Yönetmelik’te ekmek, sade pide ve ekmek çeşitleri üretilen iş yerleri ikinci ya da üçüncü sınıf gayrisıhhî müessese olarak ayrılmıştır. Bu iş yerlerinin ikinci sınıf gayrisıhhî müessese olarak nitelendirilebilmesi için günlük üretimin 1.000 kg/gün ve üzerinde olması, iş yerinin asgari yüksekliğinin 3,5 metre olması ve büyükşehir belediyesi sınırları içinde en az 400 m², büyükşehir belediyesi olmayan illerde en az 300 m², köy, belde ve ilçe belediye sınırları içinde en az 250 m² ve üzeri genişlikte olması gerekmektedir. Üçüncü sınıf gayrisıhhî müessese olarak nitelendirilebilmesi için ise günlük üretimin 1.000 kg/günden az olması, iş yerinin büyükşehir belediyesi sınırları içinde en az 250 m², büyükşehir belediyesi olmayan illerde en az 200 m², köy, belde ve ilçe belediye sınırları içinde en az 100 m² genişlikte olması gerekmektedir. Bu doğrultuda, söz konusu iş yerlerinin üçüncü sınıf gayrisıhhî müessese ölçütlerini taşımaması hâlinde iş yeri açma ve çalışma ruhsatı alabilmesi mümkün değildir.
Görüldüğü gibi ekmek, sade pide ve ekmek çeşitleri üretilen iş yerlerinin sahip olması gereken asgari şartlar ayrıntılı bir şekilde düzenlenmiştir. Yerleşim yerinin büyüklüğüne bağlı olarak ihtiyaç arttıkça bu iş yerlerinin sağlaması gereken m² şartı da artmaktadır.
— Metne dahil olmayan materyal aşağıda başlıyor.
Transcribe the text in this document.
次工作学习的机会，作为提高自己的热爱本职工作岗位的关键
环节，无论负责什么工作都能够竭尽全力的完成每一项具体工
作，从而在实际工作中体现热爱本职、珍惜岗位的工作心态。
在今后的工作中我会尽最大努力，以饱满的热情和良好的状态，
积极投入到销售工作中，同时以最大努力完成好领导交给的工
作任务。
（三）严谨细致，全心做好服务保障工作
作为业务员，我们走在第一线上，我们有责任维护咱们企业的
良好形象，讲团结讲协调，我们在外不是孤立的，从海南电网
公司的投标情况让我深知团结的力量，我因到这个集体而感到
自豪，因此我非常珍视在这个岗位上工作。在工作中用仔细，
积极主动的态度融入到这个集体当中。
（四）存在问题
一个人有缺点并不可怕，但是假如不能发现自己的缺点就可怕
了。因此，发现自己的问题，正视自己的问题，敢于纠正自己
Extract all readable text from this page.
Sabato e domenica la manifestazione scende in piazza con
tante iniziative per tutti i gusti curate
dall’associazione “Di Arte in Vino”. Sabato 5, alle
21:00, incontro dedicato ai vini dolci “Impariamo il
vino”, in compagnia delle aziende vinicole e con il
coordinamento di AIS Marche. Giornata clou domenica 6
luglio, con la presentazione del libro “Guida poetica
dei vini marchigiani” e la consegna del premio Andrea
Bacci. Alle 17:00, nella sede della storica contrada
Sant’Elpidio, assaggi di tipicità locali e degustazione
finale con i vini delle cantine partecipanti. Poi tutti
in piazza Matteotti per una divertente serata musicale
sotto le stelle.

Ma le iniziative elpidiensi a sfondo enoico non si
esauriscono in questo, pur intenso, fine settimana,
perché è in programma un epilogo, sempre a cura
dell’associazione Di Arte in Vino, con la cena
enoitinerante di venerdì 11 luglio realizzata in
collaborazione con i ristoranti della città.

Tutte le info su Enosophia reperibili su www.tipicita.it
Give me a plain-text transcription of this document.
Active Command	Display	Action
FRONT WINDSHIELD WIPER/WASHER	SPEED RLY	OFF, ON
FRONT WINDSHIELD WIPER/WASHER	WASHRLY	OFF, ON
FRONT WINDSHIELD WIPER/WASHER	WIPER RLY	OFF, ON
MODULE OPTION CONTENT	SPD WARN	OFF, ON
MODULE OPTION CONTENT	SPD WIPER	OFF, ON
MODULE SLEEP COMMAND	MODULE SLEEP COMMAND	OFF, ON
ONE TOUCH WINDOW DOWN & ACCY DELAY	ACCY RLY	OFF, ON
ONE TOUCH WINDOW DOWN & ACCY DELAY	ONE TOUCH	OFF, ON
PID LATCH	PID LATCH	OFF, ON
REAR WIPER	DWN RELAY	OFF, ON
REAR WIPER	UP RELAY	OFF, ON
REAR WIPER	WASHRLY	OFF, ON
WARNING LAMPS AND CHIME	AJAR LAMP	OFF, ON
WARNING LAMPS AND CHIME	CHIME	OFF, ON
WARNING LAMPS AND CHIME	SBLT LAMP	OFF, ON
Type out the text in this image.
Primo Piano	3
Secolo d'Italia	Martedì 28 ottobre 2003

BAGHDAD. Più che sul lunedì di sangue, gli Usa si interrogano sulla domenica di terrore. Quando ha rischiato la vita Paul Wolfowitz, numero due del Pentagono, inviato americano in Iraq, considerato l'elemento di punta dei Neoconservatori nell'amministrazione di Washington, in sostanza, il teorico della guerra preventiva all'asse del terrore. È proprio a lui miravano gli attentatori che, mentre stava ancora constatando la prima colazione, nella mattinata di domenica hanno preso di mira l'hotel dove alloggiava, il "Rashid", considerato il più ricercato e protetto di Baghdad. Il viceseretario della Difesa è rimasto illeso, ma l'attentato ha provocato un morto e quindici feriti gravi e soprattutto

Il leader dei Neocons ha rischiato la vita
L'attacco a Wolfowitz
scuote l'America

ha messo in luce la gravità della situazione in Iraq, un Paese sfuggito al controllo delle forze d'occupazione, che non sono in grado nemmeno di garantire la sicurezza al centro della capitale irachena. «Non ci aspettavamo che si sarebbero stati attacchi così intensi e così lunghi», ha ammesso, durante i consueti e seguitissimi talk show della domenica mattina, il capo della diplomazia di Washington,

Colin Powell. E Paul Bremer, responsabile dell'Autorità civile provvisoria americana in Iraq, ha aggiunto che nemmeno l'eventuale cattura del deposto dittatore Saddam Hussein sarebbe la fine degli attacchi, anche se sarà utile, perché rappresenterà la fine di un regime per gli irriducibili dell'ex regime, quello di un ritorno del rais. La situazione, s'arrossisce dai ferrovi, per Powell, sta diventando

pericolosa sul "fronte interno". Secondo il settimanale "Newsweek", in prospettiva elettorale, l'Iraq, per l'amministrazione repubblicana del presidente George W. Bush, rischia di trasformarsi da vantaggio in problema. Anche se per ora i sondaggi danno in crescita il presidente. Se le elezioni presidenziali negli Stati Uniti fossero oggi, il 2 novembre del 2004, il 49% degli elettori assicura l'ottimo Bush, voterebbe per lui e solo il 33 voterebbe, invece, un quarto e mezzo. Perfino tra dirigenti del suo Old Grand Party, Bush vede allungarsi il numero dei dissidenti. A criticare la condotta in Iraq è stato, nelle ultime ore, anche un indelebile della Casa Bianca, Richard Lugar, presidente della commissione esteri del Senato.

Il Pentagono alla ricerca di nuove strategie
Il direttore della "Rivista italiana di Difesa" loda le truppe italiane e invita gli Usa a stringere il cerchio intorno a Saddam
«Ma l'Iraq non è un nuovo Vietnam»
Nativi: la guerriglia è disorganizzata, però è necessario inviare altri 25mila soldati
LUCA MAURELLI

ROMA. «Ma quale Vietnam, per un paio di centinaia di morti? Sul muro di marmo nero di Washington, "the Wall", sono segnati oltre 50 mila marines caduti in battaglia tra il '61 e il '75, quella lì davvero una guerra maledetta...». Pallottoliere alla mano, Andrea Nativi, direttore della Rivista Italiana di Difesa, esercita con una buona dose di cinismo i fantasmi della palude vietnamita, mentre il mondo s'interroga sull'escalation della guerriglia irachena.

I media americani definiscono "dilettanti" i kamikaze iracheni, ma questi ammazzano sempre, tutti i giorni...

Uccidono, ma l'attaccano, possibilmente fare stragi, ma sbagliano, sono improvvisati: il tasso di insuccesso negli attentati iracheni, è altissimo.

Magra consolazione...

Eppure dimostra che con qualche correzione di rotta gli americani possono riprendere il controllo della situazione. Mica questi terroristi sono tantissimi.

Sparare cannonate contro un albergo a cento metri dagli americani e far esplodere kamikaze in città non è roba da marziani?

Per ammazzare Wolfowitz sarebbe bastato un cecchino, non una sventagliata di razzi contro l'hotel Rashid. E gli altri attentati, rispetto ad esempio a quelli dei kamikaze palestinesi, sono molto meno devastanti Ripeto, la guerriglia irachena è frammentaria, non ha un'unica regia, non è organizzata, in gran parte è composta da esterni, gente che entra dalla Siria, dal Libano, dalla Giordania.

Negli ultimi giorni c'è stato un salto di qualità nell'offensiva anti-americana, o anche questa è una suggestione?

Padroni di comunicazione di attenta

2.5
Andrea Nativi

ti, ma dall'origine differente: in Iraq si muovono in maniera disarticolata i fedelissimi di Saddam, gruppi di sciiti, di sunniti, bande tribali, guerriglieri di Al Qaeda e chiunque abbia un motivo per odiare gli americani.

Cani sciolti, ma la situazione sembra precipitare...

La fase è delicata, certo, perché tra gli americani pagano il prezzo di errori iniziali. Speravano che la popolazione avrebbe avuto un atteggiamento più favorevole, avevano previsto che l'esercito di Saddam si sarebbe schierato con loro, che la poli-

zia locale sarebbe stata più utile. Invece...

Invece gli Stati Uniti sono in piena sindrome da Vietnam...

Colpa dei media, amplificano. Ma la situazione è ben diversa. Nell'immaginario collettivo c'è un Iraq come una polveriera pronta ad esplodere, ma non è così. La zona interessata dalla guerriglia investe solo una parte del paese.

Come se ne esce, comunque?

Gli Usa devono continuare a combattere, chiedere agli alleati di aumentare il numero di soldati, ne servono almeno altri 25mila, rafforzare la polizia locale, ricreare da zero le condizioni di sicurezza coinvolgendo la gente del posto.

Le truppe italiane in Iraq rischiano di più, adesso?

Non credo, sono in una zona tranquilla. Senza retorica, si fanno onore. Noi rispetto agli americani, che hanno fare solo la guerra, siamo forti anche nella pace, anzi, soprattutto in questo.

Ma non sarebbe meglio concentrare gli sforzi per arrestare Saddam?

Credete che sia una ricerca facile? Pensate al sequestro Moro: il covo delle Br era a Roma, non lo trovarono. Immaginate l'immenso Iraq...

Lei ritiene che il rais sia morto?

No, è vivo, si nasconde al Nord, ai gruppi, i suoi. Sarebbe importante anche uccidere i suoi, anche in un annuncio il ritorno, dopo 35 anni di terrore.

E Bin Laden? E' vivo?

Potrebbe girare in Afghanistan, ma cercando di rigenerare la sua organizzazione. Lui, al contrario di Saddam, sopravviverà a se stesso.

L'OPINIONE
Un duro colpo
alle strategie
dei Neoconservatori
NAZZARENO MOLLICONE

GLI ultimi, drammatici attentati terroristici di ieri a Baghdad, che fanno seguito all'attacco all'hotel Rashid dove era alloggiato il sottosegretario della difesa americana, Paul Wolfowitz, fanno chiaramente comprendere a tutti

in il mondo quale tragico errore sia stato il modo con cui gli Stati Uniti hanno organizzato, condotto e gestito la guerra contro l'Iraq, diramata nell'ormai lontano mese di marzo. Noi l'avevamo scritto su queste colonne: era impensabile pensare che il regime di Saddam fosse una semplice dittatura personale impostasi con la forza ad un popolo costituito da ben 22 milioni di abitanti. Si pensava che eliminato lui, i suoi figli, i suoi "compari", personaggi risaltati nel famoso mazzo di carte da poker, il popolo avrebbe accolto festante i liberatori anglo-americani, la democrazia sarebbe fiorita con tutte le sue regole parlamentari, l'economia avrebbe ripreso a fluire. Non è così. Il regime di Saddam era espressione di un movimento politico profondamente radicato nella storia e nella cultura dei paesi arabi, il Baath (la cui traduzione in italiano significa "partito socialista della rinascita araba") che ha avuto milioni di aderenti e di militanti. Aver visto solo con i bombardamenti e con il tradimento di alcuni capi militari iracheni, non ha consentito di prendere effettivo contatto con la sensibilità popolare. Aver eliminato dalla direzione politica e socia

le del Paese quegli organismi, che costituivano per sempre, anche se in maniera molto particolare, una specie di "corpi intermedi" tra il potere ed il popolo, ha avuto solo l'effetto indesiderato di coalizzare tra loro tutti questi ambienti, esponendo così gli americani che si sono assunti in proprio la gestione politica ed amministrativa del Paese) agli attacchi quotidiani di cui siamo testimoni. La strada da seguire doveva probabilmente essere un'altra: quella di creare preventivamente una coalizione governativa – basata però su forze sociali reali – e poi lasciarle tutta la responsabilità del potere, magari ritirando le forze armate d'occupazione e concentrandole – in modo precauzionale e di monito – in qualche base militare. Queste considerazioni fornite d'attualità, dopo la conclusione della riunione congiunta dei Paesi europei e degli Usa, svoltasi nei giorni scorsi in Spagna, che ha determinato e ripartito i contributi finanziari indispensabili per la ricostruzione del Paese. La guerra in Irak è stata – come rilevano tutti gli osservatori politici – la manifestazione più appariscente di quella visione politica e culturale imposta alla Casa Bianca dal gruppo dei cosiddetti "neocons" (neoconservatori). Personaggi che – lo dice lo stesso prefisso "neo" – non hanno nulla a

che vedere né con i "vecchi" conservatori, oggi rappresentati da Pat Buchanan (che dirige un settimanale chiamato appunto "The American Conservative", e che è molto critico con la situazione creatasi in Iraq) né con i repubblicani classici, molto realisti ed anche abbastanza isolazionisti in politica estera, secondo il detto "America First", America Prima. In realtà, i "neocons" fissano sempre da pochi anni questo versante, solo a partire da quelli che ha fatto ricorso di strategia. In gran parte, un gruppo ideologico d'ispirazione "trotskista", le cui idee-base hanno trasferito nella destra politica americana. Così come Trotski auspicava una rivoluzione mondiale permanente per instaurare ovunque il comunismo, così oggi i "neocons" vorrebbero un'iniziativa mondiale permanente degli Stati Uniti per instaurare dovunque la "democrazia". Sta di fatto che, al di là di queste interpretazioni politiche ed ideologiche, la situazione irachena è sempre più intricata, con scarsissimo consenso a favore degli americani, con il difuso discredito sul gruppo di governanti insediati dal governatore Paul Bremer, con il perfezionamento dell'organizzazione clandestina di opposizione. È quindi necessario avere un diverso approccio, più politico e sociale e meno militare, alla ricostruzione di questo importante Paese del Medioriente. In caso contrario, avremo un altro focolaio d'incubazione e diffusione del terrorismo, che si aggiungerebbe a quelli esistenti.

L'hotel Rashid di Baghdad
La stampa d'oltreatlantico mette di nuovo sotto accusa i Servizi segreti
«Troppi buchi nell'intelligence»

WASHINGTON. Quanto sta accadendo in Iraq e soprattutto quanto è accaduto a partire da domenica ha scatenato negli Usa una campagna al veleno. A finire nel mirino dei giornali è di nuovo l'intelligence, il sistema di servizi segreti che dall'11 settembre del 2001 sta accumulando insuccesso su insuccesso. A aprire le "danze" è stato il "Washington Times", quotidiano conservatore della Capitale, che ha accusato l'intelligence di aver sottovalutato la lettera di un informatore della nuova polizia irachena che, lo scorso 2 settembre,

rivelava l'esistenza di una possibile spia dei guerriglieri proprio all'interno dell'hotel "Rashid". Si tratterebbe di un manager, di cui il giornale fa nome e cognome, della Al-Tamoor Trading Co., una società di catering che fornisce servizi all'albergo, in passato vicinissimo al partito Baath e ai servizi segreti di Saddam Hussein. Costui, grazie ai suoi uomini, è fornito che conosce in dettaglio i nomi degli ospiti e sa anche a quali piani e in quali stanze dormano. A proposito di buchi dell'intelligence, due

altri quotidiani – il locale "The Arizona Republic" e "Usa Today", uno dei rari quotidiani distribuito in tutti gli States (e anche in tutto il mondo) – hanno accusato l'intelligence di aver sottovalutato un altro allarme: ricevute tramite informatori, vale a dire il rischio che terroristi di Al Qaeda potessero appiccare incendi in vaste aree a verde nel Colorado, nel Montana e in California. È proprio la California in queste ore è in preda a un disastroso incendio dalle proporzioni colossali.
Bu durumda, idarece iş yerlerine yönelik belirli bir standart oluşturulmasında kamu yararı ve hizmet gerekleri bakımından hukuka aykırılık bulunmamaktadır.
Davacılar tarafından, iş yerinin 40 yıldan beri işletildiği, yapı kullanma izin belgesinin fırın faaliyetine uygun olarak düzenlendiği, kazanılmış haklarına saygı gösterilmesi gerektiği ileri sürülmüşse de genel düzenleyici işlem dışında dava konusu edilen uygulama işlemi bulunmadığı dikkate alındığında, belirtilen hususların dava konusu düzenleyici işlemi hukuka aykırı hâle getirmeyeceği sonucuna varılmaktadır.

KARAR SONUCU :
Açıklanan nedenlerle;
1. DAVANIN REDDİNE,
2. Ayrıntısı aşağıda gösterilen toplam … TL yargılama giderinin davacılar üzerinde bırakılmasına,
3. Karar tarihinde yürürlükte bulunan Avukatlık Asgari Ücret Tarifesi uyarınca … TL vekâlet ücretinin davacılardan alınarak davalı idareye verilmesine,
4. Posta gideri avansından artan tutarın kararın kesinleşmesinden sonra davacılara iadesine,
5. Bu kararın tebliğ tarihini izleyen 30 (otuz) gün içerisinde Danıştay İdari Dava Daireleri Kuruluna temyiz yolu açık olmak üzere, 20/10/2020 tarihinde oy birliğiyle karar verildi.